All of these ghosts can show up in a single, normal interaction between my now-toddler son and me. For example, one day I had to confine Jackson so I could go clean up a mess. When I came back to “rescue” him from his playpen, he was so angry with me. He refused to allow me to calm him. He ran from me crying. He shot angry glares my way. He did not hesitate to show me the full force of his rage. In that moment, I remembered his whole life flashing before me. I immediately worried that he was behaving this way not because I was his mom, but because I was his adoptive mom. I began worrying that my early ambivalence lived on in our relationship. I wondered if the fact that he had experienced abandonment as an infant affected his ability to be separated from me and I felt intense guilt for not thinking of that sooner. All of the previously mentioned ghosts converged in this one interaction and overwhelmed me. I spent the entire evening worried and full of anxiety. Thankfully, with Jackson, I stayed present for him and he came around and we repaired this small snag in our relationship. However, I spent time after he went to bed going over the interaction in my mind and in my heart. I so desperately wanted to be his perfect mom, and this particular experience proved that I very much wasn’t. I took time to process this and put these emotions in their place. The next morning, the ghosts were safely tucked away and Jackson and I carried on in our usual way. I wonder if all the adoptive parents we work with as infant mental health specialists are able to do this? What a gift it would be for them to have someone sitting there during these difficult interactions, allowing them to speak about these deep and powerful fears. As we know, when the ghosts are lurking in our subconscious, we have no way to acknowledge them and their impact on our relationships with our children. Until we can acknowledge them, these ghosts can be guiding interactions with our children in ways we don’t want them to. Being present to hear a story, to listen for the ghosts, and to hold an adoptive family’s many feelings is a special skill that I believe many infant mental health specialists hold.
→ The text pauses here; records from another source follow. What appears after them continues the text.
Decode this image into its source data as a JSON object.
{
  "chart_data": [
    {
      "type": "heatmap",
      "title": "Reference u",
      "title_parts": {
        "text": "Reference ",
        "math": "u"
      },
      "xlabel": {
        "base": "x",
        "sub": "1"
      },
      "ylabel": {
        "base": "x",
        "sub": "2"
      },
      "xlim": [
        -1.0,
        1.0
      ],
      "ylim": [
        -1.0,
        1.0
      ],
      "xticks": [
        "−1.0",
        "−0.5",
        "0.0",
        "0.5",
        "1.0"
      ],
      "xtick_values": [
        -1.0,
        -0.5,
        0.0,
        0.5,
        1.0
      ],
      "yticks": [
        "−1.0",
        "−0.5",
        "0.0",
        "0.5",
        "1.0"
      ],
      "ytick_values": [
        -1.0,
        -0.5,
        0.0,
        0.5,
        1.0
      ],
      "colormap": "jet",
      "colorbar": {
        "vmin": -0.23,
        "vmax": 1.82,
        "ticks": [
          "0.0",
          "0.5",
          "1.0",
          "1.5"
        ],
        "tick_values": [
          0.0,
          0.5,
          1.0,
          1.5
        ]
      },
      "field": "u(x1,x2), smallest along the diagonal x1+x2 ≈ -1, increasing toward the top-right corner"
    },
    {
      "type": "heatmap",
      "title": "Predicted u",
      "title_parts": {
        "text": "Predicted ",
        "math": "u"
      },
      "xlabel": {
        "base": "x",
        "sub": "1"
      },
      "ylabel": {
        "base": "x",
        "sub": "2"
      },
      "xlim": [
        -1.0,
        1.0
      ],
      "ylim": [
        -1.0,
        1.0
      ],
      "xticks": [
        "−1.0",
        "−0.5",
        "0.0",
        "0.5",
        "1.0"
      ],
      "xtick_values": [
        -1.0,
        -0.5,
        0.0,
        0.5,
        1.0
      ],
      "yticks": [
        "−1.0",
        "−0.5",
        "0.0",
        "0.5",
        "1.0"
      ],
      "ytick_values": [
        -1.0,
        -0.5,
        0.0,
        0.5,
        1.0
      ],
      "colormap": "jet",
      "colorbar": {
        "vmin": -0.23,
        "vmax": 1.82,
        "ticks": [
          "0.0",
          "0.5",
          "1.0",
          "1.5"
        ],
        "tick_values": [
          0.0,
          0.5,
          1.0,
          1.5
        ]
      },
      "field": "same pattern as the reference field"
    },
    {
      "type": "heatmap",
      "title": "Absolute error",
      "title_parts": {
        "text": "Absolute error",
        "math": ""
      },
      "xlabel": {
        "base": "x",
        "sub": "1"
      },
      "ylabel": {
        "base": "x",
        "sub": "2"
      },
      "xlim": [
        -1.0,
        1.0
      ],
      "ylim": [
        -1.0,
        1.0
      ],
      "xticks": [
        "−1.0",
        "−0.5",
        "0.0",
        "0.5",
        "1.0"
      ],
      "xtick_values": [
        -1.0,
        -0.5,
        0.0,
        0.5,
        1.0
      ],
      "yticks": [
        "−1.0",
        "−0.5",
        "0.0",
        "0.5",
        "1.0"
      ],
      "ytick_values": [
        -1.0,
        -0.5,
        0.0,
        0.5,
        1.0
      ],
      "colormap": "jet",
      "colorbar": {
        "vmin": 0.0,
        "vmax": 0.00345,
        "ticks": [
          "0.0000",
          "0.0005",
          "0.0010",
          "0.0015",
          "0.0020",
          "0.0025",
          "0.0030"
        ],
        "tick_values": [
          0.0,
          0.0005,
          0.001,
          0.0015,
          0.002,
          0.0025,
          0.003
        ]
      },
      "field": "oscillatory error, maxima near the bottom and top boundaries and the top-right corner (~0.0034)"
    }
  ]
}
I could not end this piece without acknowledging the beautiful ways in which adoption has touched my life and Jackson’s life, as well. Ghosts don’t always have to be scary. There are always angels as well. Because I spent so long waiting for my cherished baby and because I see the beauty in how he was placed in my arms, I do believe our relationship is unique and special. My connection to him is intense and fierce. Jackson has so many people who love him and would protect him with their lives. We do not go one week in our home without hearing from one of those people. They are desperate to be close to us, close to him. He has brought all of us together in love. Adoption changed our lives. It showed us the rainbow at the end of the storm and it showed us what can happen when strangers come together around the love they have for one very special little baby. Yes, adoption complicates things, but when it is entered into with love, trust, openness and the best of intentions, adoption is a beautiful thing.
Reprinted from The Infant Crier, Winter 2012, No. 132, The Michigan Association for Infant Mental Health.